Alors qu’il s’apprêtait à abandonner, son regard tomba sur la pile de lettres qui attendaient désespérément qu’on les ouvre, et particulièrement sur celle du dessus. A côté du timbre, il y avait un blason, un insigne qu’il ne reconnaissait pas. La calligraphie aussi, lui était étrangère, ce n’était pas une écriture qu’on avait l’habitude de voir dans ce coin du monde. Elle rappelait étrangement le côté rustique et raffiné de Sinnoh, mais le blason restait une énigme. Et l’appellation du destinataire l’intriguait aussi : Au Détective Pikachu, enquêteur privé. A moins d’une blague, plus personne aujourd’hui ne le considérait comme enquêteur, et encore moins détective.
Il regarda plus attentivement les armoiries dans le coin de la lettre. Une épée et un bouclier s’entrecroisait avec en son centre une tête de loup. Il retourna l’enveloppe pour connaître l’expéditeur.
– Commissaire Noctunoir… Galar… Galar ?
Ce nom lui disait vaguement quelque chose. N’était-ce pas le nom de cette région lointaine, située au nord ? Cela pourrait expliquer la calligraphie nordique semblable à celle de Sinnoh… Mais que lui voulait ce commissaire ? Il ouvrit l’enveloppe.
Commissaire Noctunoir, Police de Galar, Le 12 Septembre.
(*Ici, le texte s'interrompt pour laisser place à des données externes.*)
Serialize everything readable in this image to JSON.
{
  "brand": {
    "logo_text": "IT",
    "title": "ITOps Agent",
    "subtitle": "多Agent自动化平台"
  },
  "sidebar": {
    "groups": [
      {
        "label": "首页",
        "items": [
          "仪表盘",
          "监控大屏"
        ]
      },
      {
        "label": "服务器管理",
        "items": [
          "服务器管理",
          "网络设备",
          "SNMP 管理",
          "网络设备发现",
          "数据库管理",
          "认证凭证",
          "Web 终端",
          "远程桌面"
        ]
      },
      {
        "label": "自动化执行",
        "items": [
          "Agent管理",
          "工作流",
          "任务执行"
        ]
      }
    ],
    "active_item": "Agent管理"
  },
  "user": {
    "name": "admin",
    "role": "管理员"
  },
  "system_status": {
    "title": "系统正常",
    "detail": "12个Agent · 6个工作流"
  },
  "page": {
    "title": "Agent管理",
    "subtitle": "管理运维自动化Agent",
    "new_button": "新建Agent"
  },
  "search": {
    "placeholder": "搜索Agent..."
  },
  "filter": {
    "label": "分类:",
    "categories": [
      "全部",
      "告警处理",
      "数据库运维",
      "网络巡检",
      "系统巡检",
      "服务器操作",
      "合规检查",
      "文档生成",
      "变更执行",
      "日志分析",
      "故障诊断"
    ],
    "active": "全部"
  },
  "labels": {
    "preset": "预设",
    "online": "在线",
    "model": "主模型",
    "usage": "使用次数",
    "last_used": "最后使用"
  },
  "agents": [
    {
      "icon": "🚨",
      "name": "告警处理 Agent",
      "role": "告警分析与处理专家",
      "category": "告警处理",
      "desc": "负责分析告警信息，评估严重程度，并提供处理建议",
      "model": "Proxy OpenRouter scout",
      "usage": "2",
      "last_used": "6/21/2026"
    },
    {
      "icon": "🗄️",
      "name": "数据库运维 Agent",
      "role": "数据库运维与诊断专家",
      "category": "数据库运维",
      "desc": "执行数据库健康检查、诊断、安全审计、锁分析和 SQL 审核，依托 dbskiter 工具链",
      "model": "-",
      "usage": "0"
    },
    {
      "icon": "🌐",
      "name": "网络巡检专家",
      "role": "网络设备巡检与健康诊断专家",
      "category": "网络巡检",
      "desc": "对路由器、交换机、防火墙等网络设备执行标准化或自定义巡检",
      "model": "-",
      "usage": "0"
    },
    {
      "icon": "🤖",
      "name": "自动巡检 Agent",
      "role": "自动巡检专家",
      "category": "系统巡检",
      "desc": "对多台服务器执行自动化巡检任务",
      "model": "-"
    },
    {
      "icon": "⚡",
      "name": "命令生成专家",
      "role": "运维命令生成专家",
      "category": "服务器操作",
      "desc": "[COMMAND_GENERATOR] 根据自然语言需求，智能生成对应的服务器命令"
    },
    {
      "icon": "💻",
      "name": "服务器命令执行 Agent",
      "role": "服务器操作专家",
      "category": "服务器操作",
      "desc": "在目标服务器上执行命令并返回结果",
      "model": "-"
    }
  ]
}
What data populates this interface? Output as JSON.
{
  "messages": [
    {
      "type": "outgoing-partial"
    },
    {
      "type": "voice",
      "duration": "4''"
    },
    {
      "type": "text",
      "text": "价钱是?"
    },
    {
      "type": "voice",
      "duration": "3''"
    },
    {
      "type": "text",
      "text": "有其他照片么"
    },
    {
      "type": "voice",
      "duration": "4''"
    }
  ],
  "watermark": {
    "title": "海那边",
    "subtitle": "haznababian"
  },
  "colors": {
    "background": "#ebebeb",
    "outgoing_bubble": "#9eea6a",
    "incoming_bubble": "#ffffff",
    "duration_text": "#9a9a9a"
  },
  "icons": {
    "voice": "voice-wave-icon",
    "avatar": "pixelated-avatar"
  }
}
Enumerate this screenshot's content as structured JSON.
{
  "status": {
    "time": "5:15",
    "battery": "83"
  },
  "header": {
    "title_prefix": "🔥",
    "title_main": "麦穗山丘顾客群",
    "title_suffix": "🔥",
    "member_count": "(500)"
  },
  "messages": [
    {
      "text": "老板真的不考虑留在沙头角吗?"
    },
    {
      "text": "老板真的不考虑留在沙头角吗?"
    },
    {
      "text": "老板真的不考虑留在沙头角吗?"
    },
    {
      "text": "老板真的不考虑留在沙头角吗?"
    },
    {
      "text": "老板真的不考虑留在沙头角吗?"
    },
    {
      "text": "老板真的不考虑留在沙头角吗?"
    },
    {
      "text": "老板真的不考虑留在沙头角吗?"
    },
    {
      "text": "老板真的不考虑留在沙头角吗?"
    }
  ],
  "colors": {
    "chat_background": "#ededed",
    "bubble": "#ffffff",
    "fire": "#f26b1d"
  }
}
Objet : Monstre sanguinaire
A l’attention du Détective Pikachu.
Monsieur,
Je vous contacte aujourd’hui car je me trouve dans une situation fort embarrassante et pour le moins insoluble. Nous avons récemment découvert un corps dans une de nos contrées sauvages, mais la nature de ce crime me laisse perplexe. A l’heure où vous lisez ces lignes, notre enquête est toujours au point mort, et je crains ne devoir déplorer bientôt d’autres pertes monstrueuses. Nous avons eu vent de vos exploits par le passé, et monsieur le maire et moi-même implorons votre aide. Nous ne savons pas quelle genre de menace nous devons affronter, et ce brouillard de mystère qui nous entoure nous fait craindre le pire. Persuadé qu’une image vaut mieux que mille mots, je vous joins à cette missive une photo prise sur la scène de crime.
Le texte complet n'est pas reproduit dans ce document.